My intuition tells me the proof is along the lines of since each $U_i$ is connected, there are no subsets $A,B \subseteq U_i$ for $i \in I$ such that $A$ and $B$ are disjoint (unless they are the empty set.) Also, since the intersection of $U_{k_i} \cap X/U_{k_i}$ is non empty (as there always exists at least some other subcover it intersects with) there are no two nonempty subsets $A,B \subset X$ such that $A \cap B = X$. Thus $X$ is connected.

I was looking for some help formulating this into a nice mathematical proof. Thanks.

Answer 1

You've got the right rough picture. Here's an outline of a proof that you should be able to fill in. Proceed by contradiction:

1) Start by assuming there are disjoint open sets $A$ and $B$ whose union is $X$.
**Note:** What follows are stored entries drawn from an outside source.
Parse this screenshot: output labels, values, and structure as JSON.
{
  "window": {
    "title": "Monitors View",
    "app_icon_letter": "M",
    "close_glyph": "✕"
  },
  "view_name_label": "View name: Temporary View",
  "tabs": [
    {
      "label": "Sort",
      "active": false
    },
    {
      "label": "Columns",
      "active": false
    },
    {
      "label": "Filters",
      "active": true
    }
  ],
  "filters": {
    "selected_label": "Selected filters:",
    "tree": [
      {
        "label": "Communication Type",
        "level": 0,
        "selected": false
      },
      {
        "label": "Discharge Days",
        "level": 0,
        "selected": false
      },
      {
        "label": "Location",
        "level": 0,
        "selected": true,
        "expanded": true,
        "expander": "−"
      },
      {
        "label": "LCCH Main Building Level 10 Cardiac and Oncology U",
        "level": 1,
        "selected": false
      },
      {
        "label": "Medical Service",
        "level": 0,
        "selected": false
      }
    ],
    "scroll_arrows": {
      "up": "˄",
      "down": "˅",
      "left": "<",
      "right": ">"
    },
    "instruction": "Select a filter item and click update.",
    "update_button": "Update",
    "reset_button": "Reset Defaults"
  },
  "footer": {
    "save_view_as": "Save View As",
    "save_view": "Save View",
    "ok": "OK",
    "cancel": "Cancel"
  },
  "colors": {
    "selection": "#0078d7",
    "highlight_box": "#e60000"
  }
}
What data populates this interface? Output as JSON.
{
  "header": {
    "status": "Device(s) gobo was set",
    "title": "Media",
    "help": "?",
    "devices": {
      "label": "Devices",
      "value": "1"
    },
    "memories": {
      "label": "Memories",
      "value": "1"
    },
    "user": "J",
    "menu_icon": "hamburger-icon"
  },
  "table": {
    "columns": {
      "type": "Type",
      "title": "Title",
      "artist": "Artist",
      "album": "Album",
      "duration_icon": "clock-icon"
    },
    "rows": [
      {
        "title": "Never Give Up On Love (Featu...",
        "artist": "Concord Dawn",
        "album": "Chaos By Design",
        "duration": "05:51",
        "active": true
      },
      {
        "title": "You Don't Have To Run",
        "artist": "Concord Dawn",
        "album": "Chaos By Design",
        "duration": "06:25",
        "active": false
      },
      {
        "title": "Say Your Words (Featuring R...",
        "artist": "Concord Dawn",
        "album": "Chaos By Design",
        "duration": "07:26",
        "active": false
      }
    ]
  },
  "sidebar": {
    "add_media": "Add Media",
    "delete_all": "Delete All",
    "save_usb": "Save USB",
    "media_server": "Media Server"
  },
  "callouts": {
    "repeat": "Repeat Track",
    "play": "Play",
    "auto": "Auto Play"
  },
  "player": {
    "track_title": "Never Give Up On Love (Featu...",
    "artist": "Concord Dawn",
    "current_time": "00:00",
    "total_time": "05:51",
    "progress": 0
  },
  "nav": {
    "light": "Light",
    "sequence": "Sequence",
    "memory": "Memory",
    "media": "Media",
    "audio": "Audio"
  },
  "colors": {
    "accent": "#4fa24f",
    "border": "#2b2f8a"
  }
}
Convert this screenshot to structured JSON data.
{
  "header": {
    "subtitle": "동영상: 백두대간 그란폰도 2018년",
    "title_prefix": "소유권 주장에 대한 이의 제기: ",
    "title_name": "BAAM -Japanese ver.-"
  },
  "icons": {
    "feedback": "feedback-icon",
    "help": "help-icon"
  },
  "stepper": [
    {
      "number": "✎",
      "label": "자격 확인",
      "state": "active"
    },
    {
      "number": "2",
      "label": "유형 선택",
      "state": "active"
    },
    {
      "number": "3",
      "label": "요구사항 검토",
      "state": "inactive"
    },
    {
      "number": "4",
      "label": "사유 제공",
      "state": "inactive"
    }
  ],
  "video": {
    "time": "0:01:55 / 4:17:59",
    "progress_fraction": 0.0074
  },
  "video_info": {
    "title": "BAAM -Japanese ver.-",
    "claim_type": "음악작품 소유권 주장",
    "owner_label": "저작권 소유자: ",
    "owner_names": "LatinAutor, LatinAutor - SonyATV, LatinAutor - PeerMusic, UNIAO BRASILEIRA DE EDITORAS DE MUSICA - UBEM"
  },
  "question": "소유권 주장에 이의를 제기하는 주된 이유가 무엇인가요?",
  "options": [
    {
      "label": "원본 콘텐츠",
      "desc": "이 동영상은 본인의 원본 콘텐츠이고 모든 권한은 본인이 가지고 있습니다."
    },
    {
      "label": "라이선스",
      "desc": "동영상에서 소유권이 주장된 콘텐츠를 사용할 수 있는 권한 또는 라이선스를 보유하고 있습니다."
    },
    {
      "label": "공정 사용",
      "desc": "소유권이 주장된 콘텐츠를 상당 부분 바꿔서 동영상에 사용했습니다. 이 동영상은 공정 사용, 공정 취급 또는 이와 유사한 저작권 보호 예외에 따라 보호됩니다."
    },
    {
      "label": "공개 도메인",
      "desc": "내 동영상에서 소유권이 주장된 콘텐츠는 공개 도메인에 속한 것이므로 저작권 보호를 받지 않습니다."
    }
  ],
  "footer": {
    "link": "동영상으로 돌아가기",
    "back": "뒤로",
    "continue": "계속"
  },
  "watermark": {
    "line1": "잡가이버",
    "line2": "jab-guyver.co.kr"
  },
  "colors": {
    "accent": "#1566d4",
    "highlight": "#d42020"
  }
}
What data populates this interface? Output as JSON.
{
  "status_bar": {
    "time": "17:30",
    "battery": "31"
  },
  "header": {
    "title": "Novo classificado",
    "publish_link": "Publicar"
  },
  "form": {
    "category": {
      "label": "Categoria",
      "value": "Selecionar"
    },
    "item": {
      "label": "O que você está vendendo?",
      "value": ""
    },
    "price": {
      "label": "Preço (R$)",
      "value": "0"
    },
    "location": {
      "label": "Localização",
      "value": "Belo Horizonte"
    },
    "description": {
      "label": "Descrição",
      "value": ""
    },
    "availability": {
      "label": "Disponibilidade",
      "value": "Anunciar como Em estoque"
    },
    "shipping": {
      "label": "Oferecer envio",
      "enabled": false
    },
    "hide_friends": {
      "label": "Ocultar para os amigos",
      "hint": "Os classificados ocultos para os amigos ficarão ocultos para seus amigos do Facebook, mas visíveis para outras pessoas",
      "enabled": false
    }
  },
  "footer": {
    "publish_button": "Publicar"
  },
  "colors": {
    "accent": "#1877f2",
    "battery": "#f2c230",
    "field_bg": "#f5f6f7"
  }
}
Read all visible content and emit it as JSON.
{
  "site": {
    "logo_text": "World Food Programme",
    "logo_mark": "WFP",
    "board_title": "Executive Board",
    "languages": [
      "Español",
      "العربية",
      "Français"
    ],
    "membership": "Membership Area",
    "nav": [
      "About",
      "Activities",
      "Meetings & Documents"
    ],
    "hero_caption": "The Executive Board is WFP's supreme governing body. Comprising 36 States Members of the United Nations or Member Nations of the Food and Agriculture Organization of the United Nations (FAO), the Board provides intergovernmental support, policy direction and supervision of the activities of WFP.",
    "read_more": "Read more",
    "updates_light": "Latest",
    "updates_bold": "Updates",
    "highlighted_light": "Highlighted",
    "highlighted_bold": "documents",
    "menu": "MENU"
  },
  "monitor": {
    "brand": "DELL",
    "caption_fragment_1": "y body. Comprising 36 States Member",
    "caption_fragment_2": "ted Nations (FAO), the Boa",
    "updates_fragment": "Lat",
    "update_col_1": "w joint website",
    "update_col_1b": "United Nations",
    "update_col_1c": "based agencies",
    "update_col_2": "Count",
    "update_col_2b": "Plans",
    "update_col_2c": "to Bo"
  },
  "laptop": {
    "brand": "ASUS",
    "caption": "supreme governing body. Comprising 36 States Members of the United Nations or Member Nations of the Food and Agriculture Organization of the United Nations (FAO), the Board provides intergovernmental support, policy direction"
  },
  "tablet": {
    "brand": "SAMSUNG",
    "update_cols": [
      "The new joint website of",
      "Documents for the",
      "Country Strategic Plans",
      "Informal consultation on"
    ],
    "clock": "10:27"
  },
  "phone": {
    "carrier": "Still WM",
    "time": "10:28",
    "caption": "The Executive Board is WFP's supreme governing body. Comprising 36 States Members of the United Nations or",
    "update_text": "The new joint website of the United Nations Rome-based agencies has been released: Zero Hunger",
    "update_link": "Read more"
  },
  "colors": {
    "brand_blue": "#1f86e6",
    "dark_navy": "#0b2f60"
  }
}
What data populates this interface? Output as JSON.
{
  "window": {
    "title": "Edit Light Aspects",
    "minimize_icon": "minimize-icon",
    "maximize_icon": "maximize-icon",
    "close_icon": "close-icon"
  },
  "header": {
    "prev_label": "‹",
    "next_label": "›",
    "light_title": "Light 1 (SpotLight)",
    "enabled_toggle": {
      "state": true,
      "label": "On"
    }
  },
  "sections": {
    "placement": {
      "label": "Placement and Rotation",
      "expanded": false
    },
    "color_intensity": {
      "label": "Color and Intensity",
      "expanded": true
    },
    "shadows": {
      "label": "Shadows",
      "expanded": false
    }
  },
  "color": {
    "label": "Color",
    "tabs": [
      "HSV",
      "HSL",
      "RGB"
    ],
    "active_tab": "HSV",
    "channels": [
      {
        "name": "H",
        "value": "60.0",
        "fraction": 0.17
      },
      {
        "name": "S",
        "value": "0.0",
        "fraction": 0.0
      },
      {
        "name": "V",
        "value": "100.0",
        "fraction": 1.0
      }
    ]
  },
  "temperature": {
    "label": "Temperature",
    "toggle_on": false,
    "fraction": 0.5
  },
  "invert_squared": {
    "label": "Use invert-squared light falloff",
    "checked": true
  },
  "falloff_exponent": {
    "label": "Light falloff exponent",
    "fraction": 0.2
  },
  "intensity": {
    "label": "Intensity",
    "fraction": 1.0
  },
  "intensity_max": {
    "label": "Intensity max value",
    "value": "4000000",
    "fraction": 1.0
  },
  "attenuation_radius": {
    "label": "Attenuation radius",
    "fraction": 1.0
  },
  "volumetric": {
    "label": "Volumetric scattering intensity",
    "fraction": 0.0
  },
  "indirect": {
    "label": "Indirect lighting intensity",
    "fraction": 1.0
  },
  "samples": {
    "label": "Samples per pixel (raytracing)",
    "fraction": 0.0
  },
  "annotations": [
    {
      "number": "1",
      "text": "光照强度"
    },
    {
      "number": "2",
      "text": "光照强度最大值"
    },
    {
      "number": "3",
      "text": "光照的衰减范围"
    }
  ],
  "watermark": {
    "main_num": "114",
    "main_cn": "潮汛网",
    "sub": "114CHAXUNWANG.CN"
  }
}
2) Pick a point in $A$ and a point in $B$ and construct the $U_i$ connecting them.

3) Show that there is some $U_i$ that has nonempty intersection with both $A$ and $B$.

4) Show that this contradicts the assumptions on $A$ and $B$ and the fact that $U_i$ is connected.

Answer 2

I assume you know the following basic lemma: if $A \subset X, B \subset X$ are connected, and $A \cap B \neq \emptyset$, then $A \cup B$ is connected as well. (If not, say so in the comments, and I'll add its proof).

Suppose $X = A \cup B$ where $A,B$ are open, non-empty and disjoint (so striving for a contradiction). Pick $x \in A, y \in B$, and then pick $i \in I $ such that $x \in U_i$, $y \in U_j$, using that they form a cover.

The assumption tells us that there is $n\ge 0$ and there are $k_0,\ldots,k_n \in I$ such that $k_0 = i, k_n = j$ and for all $l \in \{0,\ldots,n-1\}$, $U_{k_l} \cap U_{k_{l+1}} \neq \emptyset$.

Now, for all $j \le n$, $V_j = \cup_{l = 0}^{l = j} U_{k_l}$ is connected. This is shown by induction, using the first lemma: $j = 0$ is just the asumption that $U_{k_0} = U_i$ is connected. If the statement holds for $j = j_0$, $j_0 < n$, it holds for $j=j_0 + 1$ as well, as $V_{j_0}$ is connected (inductive assumption), and $U_{k_{j_0}}$ (a subset of it) intersects $U_{k_{j_0+1}}$ by the chaining property, and $V_{j_0 + 1}$ is a union of these two intersecting connected subsets. This shows the inductive step as well, and so in particular, $V_n = \cup_{l=0}^n U_{k_l}$ is connected, but now $A \cap V_n$ and $B \cap V_n$ are both open in $V_n$, still disjoint, and both non-empty as $x \in A \cap U_{k_0}$ and $y \in B \cap U_{k_n}$. This contradicts the connectedness of $V_n$, and we are done.